Our visit to Meepe, Padukka was unforgettable. About fifteen families in the village are engaged in the sod cutting job. We visited a lonely three-acre land to watch the art of cutting grass sods. A group of six men and a child were engaged in the business at that time. They were under the impression that we were sent by the Environmental Ministry to check whether they were destroying the environment by cutting sods of turf, which made them reluctant to face us.
But fortunately later they came to give details of their industry for a newspaper article.

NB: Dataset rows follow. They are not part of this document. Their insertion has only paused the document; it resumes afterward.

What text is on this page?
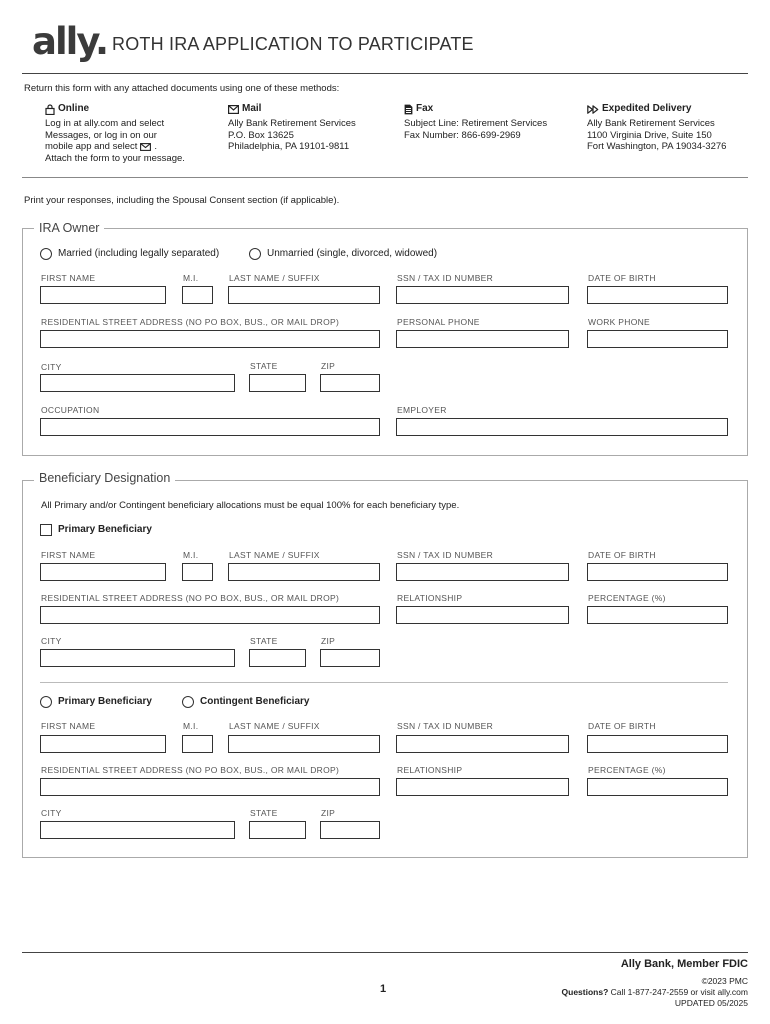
ally. ROTH IRA APPLICATION TO PARTICIPATE
Return this form with any attached documents using one of these methods:
Online
Log in at ally.com and select
Messages, or log in on our
mobile app and select .
Attach the form to your message.
Mail
Ally Bank Retirement Services
P.O. Box 13625
Philadelphia, PA 19101-9811
Fax
Subject Line: Retirement Services
Fax Number: 866-699-2969
Expedited Delivery
Ally Bank Retirement Services
1100 Virginia Drive, Suite 150
Fort Washington, PA 19034-3276
Print your responses, including the Spousal Consent section (if applicable).
IRA Owner
Married (including legally separated)	Unmarried (single, divorced, widowed)
FIRST NAME	M.I.	LAST NAME / SUFFIX	SSN / TAX ID NUMBER	DATE OF BIRTH
RESIDENTIAL STREET ADDRESS (NO PO BOX, BUS., OR MAIL DROP)	PERSONAL PHONE	WORK PHONE
CITY	STATE	ZIP
OCCUPATION	EMPLOYER
Beneficiary Designation
All Primary and/or Contingent beneficiary allocations must be equal 100% for each beneficiary type.
Primary Beneficiary
FIRST NAME	M.I.	LAST NAME / SUFFIX	SSN / TAX ID NUMBER	DATE OF BIRTH
RESIDENTIAL STREET ADDRESS (NO PO BOX, BUS., OR MAIL DROP)	RELATIONSHIP	PERCENTAGE (%)
CITY	STATE	ZIP
Primary Beneficiary	Contingent Beneficiary
FIRST NAME	M.I.	LAST NAME / SUFFIX	SSN / TAX ID NUMBER	DATE OF BIRTH
RESIDENTIAL STREET ADDRESS (NO PO BOX, BUS., OR MAIL DROP)	RELATIONSHIP	PERCENTAGE (%)
CITY	STATE	ZIP
Ally Bank, Member FDIC
1
©2023 PMC
Questions? Call 1-877-247-2559 or visit ally.com
UPDATED 05/2025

According to 47-year old M.L. Suranimala, sod-cutting was the livelihood of at least fifteen families in the village.
“There are lots of State owned lands in our area. We cut sods of turf which are on bare lands and on mountain slopes”, he said.
He said buyers from Colombo and suburban towns visit their village two days a week to purchase the turf sods.
We have also grown Australian grass in several lands owned by individuals and we have to keep a close tab on this variety until they grow up.
A businessman, Dayasiri Peris of Moratuwa said he has been involved in the industry for the past twenty years and gets a monthly income of Rs. 80,000.
He said he visits sod cutting places at Hanwella and Avissawella twice a week and brings a lorry load of turf sod.
“I have a business place in a by-road at Bauddhaloka Mawatha, Borella and in addition I provide turf sods to hotels in Colombo and also to bungalows. I also take orders to lay turf sods in home gardens,”he said.
He said unlike earlier, there is no improvement in our business due to the arrival of synthetic grass to the country.
He lamented over the laying of imported synthetic grass in some bungalows in Colombo and also in some playgrounds.
He therefore appealed to Government authorities to refrain from importing synthetic grass to the country as it will badly affect the economy as well as the environment.
A long-standing turf sod seller, Sirisena Amarapala said, earlier about 25 families in Colombo did the turf sod selling business along the Bauddhaloka Mawatha, oppopsite the D.S. Senanayaka Vidyalaya, but due to objections from the Colombo MMC and the Police all of them had to leave their traditional business premises.
He said due to this, only about five families are engaged in the business along Ashroff Mawatha and unlike earlier, their business has gone down. He appealed to the authorities to allow them to start their turf sod selling business along the Bauddhaloka Mawatha once again, as it was one business that will never pollute the environment.